Carousel at the Inner Harbor has Columbia connections

Neighbors

December 16, 1997|By Natalie Harvey | Natalie Harvey,SPECIAL TO THE SUN

THE NEXT time you stroll around Baltimore's Inner Harbor, notice the carousel near the Maryland Science Center.

It's Columbian!

Columbians had a hand in it being there -- and in its bright and attractive colors.

Richard Knight and his wife, Heidi, of Allview own the 1912 antique merry-go-round.

Richard Knight purchased it from a Towanda, N.Y., collector, although Clarkston, Mich. was its original home.

Not long after his purchase, he and Hammond High School art teacher Peggy Coulson both had the same idea while discussing the time and skills needed to keep the hand-carved folk-art animals in good repair.

Their thought was to ask Hammond's art students to take on the carousel as their project.

Admittedly, the students were a bit skeptical.

But soon, the first animal arrived in need of ear, mane and tail repairs, and the students learned how to use wood filler.

They stripped the paint and sanded the surface clean, before making a decision about what colors to paint the wooden animals.

With Richard Knight's help, the students selected acrylic colors and topped them with a urethane coating to protect the carousel from the elements. (The carousel is outdoors all year because there is no space for winter storage.)

That first experience was 19 years ago.
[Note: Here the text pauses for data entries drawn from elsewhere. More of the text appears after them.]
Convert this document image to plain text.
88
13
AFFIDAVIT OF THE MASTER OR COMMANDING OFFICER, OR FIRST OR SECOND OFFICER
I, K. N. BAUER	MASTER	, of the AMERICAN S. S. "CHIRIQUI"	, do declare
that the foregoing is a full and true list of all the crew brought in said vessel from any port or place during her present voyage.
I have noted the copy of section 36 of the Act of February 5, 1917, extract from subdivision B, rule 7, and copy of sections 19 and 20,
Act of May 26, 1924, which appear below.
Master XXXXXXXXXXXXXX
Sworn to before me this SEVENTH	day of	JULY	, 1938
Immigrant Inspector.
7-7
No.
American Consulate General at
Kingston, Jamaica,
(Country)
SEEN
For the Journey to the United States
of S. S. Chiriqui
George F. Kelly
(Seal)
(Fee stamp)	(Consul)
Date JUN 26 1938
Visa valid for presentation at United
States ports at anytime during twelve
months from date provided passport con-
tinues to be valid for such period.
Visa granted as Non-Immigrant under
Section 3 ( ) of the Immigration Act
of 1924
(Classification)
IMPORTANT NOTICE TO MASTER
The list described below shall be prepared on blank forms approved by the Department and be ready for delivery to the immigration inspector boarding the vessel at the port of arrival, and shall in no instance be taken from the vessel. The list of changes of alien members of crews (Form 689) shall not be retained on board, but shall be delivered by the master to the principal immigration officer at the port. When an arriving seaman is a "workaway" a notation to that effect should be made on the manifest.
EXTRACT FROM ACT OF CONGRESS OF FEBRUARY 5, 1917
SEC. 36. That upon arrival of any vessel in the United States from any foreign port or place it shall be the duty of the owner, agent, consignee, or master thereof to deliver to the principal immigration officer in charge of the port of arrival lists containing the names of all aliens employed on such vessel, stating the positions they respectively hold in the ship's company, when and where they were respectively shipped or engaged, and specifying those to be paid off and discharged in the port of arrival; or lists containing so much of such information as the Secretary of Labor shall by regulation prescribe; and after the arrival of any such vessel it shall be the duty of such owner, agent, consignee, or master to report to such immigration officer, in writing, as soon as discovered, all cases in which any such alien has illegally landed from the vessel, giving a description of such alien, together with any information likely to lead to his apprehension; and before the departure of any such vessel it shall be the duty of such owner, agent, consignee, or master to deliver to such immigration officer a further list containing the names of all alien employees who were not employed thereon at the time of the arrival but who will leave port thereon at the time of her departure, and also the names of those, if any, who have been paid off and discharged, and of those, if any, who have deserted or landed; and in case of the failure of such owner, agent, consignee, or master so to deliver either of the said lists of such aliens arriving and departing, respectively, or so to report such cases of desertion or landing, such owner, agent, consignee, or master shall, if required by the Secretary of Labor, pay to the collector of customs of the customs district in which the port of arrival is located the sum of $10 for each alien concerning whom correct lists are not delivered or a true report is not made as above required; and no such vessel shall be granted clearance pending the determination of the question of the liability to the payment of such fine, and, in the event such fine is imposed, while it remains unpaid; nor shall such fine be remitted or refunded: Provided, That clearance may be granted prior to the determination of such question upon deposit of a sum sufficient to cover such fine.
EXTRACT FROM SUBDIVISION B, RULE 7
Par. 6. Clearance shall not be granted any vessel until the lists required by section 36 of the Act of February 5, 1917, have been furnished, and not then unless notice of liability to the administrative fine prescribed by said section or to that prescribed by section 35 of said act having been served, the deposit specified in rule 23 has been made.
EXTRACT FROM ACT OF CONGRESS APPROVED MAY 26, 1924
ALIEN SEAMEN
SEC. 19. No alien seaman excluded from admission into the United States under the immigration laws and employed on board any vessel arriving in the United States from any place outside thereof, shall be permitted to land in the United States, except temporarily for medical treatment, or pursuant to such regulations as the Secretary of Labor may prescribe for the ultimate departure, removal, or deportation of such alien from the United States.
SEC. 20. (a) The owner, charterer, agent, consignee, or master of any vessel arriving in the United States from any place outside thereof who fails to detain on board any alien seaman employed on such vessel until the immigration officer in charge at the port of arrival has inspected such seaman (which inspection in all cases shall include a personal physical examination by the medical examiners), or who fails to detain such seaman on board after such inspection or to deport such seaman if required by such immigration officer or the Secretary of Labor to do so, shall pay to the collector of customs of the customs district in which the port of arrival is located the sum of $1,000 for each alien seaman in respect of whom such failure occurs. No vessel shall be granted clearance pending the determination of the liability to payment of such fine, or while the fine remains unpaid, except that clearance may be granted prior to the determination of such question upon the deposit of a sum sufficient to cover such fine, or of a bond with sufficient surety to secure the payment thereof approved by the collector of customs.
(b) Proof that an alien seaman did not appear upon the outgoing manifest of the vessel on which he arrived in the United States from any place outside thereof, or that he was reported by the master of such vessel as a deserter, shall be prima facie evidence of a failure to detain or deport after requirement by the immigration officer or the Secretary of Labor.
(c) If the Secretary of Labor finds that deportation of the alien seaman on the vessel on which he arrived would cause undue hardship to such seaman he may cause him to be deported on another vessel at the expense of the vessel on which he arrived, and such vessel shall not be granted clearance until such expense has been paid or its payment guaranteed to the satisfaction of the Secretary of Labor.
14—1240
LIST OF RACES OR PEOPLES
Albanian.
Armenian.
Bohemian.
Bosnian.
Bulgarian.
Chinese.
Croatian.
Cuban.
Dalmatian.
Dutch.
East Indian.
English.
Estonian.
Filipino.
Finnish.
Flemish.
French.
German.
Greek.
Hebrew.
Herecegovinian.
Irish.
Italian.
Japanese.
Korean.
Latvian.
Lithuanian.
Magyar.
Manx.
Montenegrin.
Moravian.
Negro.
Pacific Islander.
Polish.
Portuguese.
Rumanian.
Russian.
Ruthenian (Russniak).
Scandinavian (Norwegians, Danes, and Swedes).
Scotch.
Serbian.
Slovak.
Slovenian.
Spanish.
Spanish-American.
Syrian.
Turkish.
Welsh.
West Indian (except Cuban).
Now the carousel repair project is an annual event.

Students bring families and friends to Rash Field, and they point with pride to their personal rooster, pig, rabbit, zebra or horse as it moves to the rhythm of the Wurlitzer organ music. Richard Knight has had a hand in building Columbia, too.

His construction company built Michael's Pub in Kings Contrivance, David's Natural Foods in Wilde Lake and the model home for the Rouse Co. at the Hobbits Glen Golf Course 5th hole.

Time for music

It's a grand time of year for music, and Oakland Mills Middle School is doing its part by presenting a Winter Concert at 7: 30 ZTC tomorrow evening.

Family, friends, alumni and students are invited to hear the school's chorus directed by Cynthia Shepherd.

They will be accompanied by the school band, directed by Tony Liberto with Philip Hale's string section.

Thank you, volunteers

New Hope Lutheran's pastors, the Rev. H. Gerard Knoche and the Rev. LaVern Rasmussen, know that many hands make light work.

They thank their volunteers, from time to time, in the church bulletin.

Sue Pumplin spends many hours playing the organ at services.

Deacon Joy Aker assists in church services and coordinates service assistants' schedules.

Paulette Scott, Ted Sekscenski, Joanne Solem, Holly Thomas, Stuart Unkenholz and Chris Winslow are hard-working members of the church's council.

Brian Aker, Paul Biermann, Kristin Ditillo, Roy Hanson, Debbie and Ron Kolessar and Debbie Mechtel also volunteer.

Ancient healing art

East Columbians Anita Fox and her daughter, Beth, did not wait for the new year to make a change in their lives.

They read about "Reiki," an ancient healing art.

In the Japanese language, "Rei" means Universal life force, or God, and "ki" refers to the essence of the individual.

Reiki honors the ecology of the body, using its energy to bring physical and mental healing.

Practiced worldwide, Reiki is about self-healing and self-discovery.

Intrigued by the concept, Anita and Beth Fox attended a First Degree Reiki workshop conducted by Eleanor Hunter of Fairfield, Iowa, and are now certified to help others.

Metzler's helps to beautify

Anne Dodd, Kings Contrivance village manager, has announced that Metzler's Nursery is a partner in the village's Cul-De-Sac Beautification Grant program.

Residents interested in landscaping a cul-de-sac should take a photograph of the area as it is, have 80 percent of the street's residents sign a beautification petition, and decide on a specific plan, including what plants will be used.

After the village board approves the plan, Metzler's will give a 20 percent discount on the plants and the Village of Kings Contrivance will reimburse costs up to $200.

Information: 410-381-9600.

Holiday mailings

Time is running short for holiday mailings.

Local post offices will extend hours to 6 p.m. until Dec. 23. They will close at 5 p.m. Saturday, and remain open from noon to 5 p.m. Sunday.

Remember that the post office will close at noon Dec. 24 -- with package pickup until 5 p.m.